Now a “Climate Club” for nations that want to battle global warming! The move by the G7 economies is expected to see tougher actions to reduce greenhouse gas emissions from rising more than 1.5 Celsius.
Member countries, provided they agree on the conditions, which will be finalised only by the end of this year, are expected to harmonise their measures in such a way that they are comparable and avoid members imposing climate-related tariffs on each other’s imports.
The move was championed by German Chancellor Olaf Scholz amid criticism that the G7 leaders have not made any concrete promises on global warming at a summit dominated by discussion of securing energy supplies during a global crunch caused by the war in Ukraine.
The Club, once it starts functioning, can accelerate climate action in significant ways. However, the question is if the "climate club" is limited to the G7 countries, will it do equally good to other countries!
Not only that, all G7 members may not support the plans. On the other hand, countries, which bear the brunt of climate change, must be included in the framework.
As Ekkehard Forberg, climate expert at World Vision said, "A global climate club can be an effective tool if all stakeholders talk to each other at eye level”.
The G7 summit must make progress in curbing climate change in order to reach the 1.5-degree target. This includes the expansion of renewable energies in Africa and Asia.
"Instead, however, industrialised countries are focusing on the expansion of gas production in Africa - the completely wrong path. "If they really still want to achieve the climate goals, they must financially support poorer countries in the expansion of renewable energies,” explains Forberg.
However, Scholz while outlining the vision of an ‘international climate club’, said in August 2021 said it must be “for everyone who is moving forward with ambitious climate goals. This open, collaborative club will set joint minimum standards, drive climate action that is internationally coordinated and ensure that climate action makes a country more competitive at the international level.”
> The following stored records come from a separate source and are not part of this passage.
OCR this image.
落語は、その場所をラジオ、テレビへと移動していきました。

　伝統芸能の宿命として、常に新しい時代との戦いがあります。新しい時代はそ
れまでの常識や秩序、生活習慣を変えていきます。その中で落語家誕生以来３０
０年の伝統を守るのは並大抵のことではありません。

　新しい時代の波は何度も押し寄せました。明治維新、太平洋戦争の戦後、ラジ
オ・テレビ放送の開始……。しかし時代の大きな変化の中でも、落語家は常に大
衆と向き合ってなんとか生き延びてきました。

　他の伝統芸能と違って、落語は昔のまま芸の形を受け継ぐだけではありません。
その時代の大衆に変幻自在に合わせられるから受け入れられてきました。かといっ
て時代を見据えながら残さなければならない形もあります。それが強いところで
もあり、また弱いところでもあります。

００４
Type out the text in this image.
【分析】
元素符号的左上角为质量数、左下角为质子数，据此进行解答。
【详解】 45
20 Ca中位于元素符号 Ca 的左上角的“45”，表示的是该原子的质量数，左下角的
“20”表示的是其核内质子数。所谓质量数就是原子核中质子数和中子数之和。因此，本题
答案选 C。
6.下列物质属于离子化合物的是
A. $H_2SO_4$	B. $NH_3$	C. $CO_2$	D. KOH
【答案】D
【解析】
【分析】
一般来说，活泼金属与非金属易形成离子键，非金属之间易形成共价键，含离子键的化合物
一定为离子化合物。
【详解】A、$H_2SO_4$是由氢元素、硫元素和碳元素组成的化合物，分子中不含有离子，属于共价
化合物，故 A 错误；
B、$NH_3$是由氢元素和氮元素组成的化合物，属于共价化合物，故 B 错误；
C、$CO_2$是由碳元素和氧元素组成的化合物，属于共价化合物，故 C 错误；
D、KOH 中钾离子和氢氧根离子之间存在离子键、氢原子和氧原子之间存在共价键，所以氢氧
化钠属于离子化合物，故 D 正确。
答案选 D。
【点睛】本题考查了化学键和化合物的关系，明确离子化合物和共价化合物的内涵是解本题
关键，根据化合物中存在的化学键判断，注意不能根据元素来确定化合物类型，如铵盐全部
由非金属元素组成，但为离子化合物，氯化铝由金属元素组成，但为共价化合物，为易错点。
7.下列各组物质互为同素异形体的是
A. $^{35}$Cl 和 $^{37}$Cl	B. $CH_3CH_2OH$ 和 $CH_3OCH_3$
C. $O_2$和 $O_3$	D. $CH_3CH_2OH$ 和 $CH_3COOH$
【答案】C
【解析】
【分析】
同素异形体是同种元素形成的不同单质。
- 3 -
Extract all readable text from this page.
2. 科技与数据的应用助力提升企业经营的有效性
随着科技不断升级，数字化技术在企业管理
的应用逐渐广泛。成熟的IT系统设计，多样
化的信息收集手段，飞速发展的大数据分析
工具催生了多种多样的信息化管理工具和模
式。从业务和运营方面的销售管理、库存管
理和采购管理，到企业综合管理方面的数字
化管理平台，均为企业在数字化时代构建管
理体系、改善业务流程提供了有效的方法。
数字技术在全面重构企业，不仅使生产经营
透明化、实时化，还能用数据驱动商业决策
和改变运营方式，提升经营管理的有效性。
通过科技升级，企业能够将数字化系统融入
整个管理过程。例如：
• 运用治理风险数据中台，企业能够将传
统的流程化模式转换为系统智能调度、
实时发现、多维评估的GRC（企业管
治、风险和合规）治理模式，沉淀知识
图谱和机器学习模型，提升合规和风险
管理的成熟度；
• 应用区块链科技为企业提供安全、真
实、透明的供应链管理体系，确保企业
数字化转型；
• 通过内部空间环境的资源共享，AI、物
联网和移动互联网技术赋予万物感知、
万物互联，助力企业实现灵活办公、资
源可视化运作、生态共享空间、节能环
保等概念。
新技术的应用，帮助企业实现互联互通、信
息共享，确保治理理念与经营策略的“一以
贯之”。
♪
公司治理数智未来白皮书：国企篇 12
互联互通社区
The G7, therefore, should ensure that the proposed climate club will hold a core commitment to reform investment treaties and Investor-State Dispute Settlement, which are a key part of the legal architecture that underpins the global economy.
When it comes to the countries in the Gulf, climate change policies and responses have evolved since the adoption of the 2015 Paris Agreement on climate change. The six countries in the Gulf Cooperation Council have worked to address the problem of climate change in varying degrees of depth and breadth, reflecting the diversity of their political economies and broader policy priorities.
The Sultanate of Oman is one of the most vulnerable countries in the Middle East to the adverse impacts of climate change and has a heightened degree of awareness and concern about global warming.
Climate change-related threats to the Sultanate of Oman have increased in recent years, evidenced by changes in the number, duration, and intensity of tropical cyclones.
Oman has already formulated a national strategy to support a gradual transition to a low carbon economy through an audacious goal of generating a significant portion of electricity from renewable sources by 2030.
The deployment of renewable energy and the deepening of energy efficiency actions are rooted in Oman Vision 2040.
As energy consumption is a leading cause of rising greenhouse gas emissions over the coming years, the country has initiated in 2016 of series of fiscal improvements to enhance energy conservation and to promote the culture of the energy-saving by liberalising the prices of petroleum products and phasing out gradually the subsidies on water and electricity over five years (2021-2025).
It has already stepped up its efforts in advancing its expertise and methodologies to better manage the climate change risks over the past five years. The adaptation efforts are underway, and the status of adaptation planning is still at a nascent stage.
Through its recently developed Climate Change Strategy, national stakeholders have begun to identify climate-resilient opportunities within a set of key vulnerable sectors, namely water resources, marine biodiversity, and fisheries; agriculture; urban areas, tourism and infrastructure; and public health.